Genau in ebendiese Kerbe schlug jüngst auch Ancelotti, als er auf einer Pressekonferenz erklärte, weshalb Camavinga die Jokerrolle aktuell noch besser zu Gesicht stehe: „Wenn er anfängt, hat er mehr Schwierigkeiten in der Positionierung, wenn er später reinkommt, ist das Spiel schon offener. Dann fühlt er sich wohler. Das muss mit der Erfahrung kommen. Das muss er verbessern und wird er auch. Er ist ein Spieler mit außergewöhnlicher Qualität sowohl mit als auch ohne Ball. Was ihm noch fehlt, kann nur mit der Erfahrung kommen. Er ist erst 19 Jahre alt und das ist total normal, nichts Neues.“
In eine ähnliche Richtung zielte vor wenigen Tagen auch Frankreichs Nationaltrainer Didier Deschamps, der Camavinga nach Frankreichs 0:2-Niederlage gegen Dänemark in der Nations League für dessen Unzuverlässigkeit in diversen Spielphasen rüffelte: „Er tat ein paar Dinge, die ich nicht sehen will. Er war nicht gut drauf, aber solche Dinge können passieren. Das wird ihm für die Zukunft helfen.“
Die Partie gegen Getafe (REAL TOTAL-Note: 3.5) lieferte dabei mehr oder weniger eine Bestätigung für Ancelottis Aussagen: Camavinga war zwar sehr umtriebig, konnte dem Spiel der Königlichen aber nicht die nötige Struktur geben gegen einen extrem tief verteidigenden Gegner und rannte sich das ein oder andere Mal unnötig fest. Insgesamt hatte man auch das Gefühl, dass die Partie ein wenig am Franzosen vorbei lief (zweitwenigsten Ballkontakte und drittwenigsten Pässe aller Startelfspieler) und die Positionierung phasenweise etwas wild wirkte.
Parallelen zu Valverde, Vinícius und Co.?
Auch wenn die Kritik am jungen Franzosen zuletzt relativ direkt ausfiel, machten sowohl Ancelotti als auch Deschamps aber auch deutlich: Camavinga ist noch sehr jung, derartige Phasen in diesem Alter völlig normal und einfach Teil des Lernprozesses.

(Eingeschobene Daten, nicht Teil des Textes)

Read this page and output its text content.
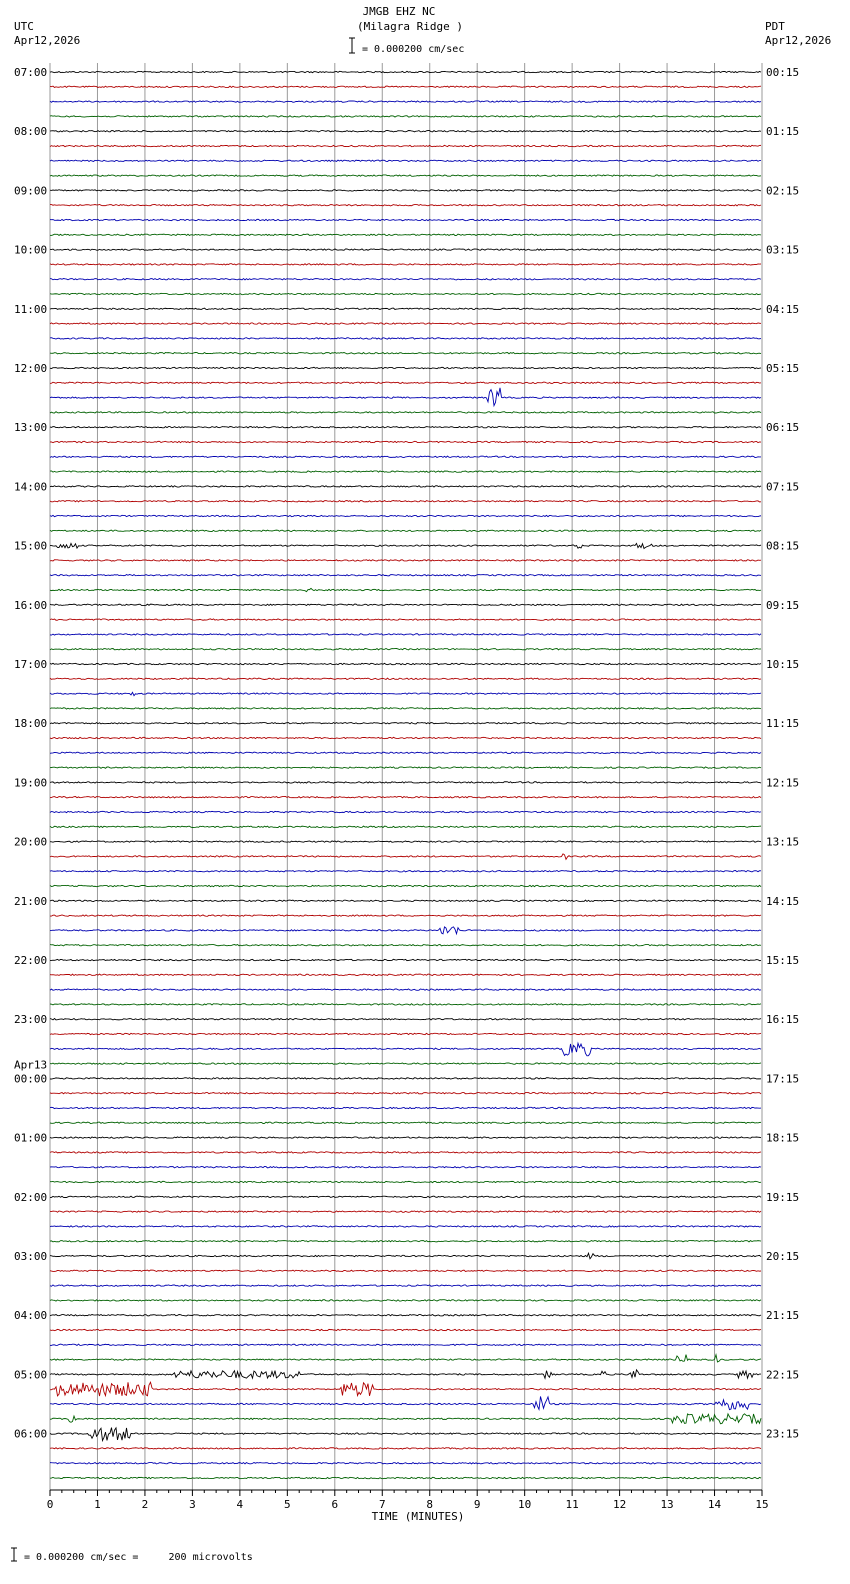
JMGB EHZ NC
(Milagra Ridge )
= 0.000200 cm/sec
UTC
Apr12,2026
PDT
Apr12,2026
07:00
08:00
09:00
10:00
11:00
12:00
13:00
14:00
15:00
16:00
17:00
18:00
19:00
20:00
21:00
22:00
23:00
00:00
Apr13
01:00
02:00
03:00
04:00
05:00
06:00
00:15
01:15
02:15
03:15
04:15
05:15
06:15
07:15
08:15
09:15
10:15
11:15
12:15
13:15
14:15
15:15
16:15
17:15
18:15
19:15
20:15
21:15
22:15
23:15
0	1	2	3	4	5	6	7	8	9	10	11	12	13	14	15
TIME (MINUTES)
= 0.000200 cm/sec =     200 microvolts
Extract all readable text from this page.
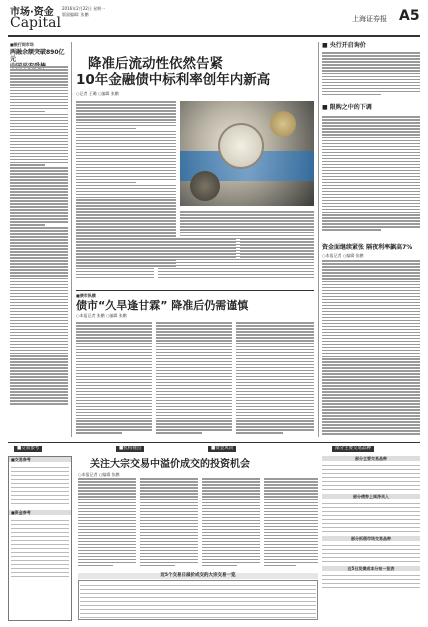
市场·资金
Capital
2016年2月22日 星期一
版面编辑: 张鹏
上海证券报 A5
■银行间市场
两融余额突破890亿元	降准后流动性依然告紧
10年金融债中标利率创年内新高
○记者 王璐 ○编辑 张鹏
■ 央行开启询价
■ 限购之中的下调
资金面继续紧张 隔夜利率飙高7%
○本报记者 ○编辑 张鹏
■债市纵横
债市“久旱逢甘霖” 降准后仍需谨慎
○本报记者 张鹏 ○编辑 张鹏
■交易参考	■机构视点	■资金风向	部分主要交易品种
■交易参考
■资金参考
关注大宗交易中溢价成交的投资机会
○本报记者 ○编辑 张鹏
近5个交易日溢价成交的大宗交易一览
部分主要交易品种
部分债券上周净买入
部分拆借市场交易品种
近5日发债成本分布一览表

Wichtig wird sein, dass der Spieler (und auch Verantwortliche und Fans) dies entsprechend einordnet. Auch wenn die Erwartungshaltung vor der Saison möglicherweise eine andere war, muss sich der Nachwuchsstar vorerst mit der Rolle des Jokers zufrieden geben und darüber den Weg ins Team finden. Dass dies funktionieren kann, haben andere Teamkollege zuletzt ja erst eindrucksvoll bewiesen: Federico Valverde pendelte gar zwei Jahre immer wieder zwischen Bank und Startelf, war Alternative Nummer eins, wenn ein Akteur ausfiel, ehe er sich letzte Saison endgültig festspielte. Auch Vinícius Júnior war in seiner Anfangszeit alles andere als unumstritten, ehe er letzte Saison explodierte. Und Rodrygo ist aktuell drauf und dran, die vermeintlich festgespielte Hierarchie in der Offensive aufzubrechen. Denn auch das gehört bei Real Madrid dazu: Neben Talent und spielerischer Qualität bedarf es auch einer gewissen Resilienz und Geduld, um sich festzuspielen. Zeit wird Camavinga von Trainer und Verein genug bekommen. Er braucht ja nur mal bei seinen Kollegen nachfragen.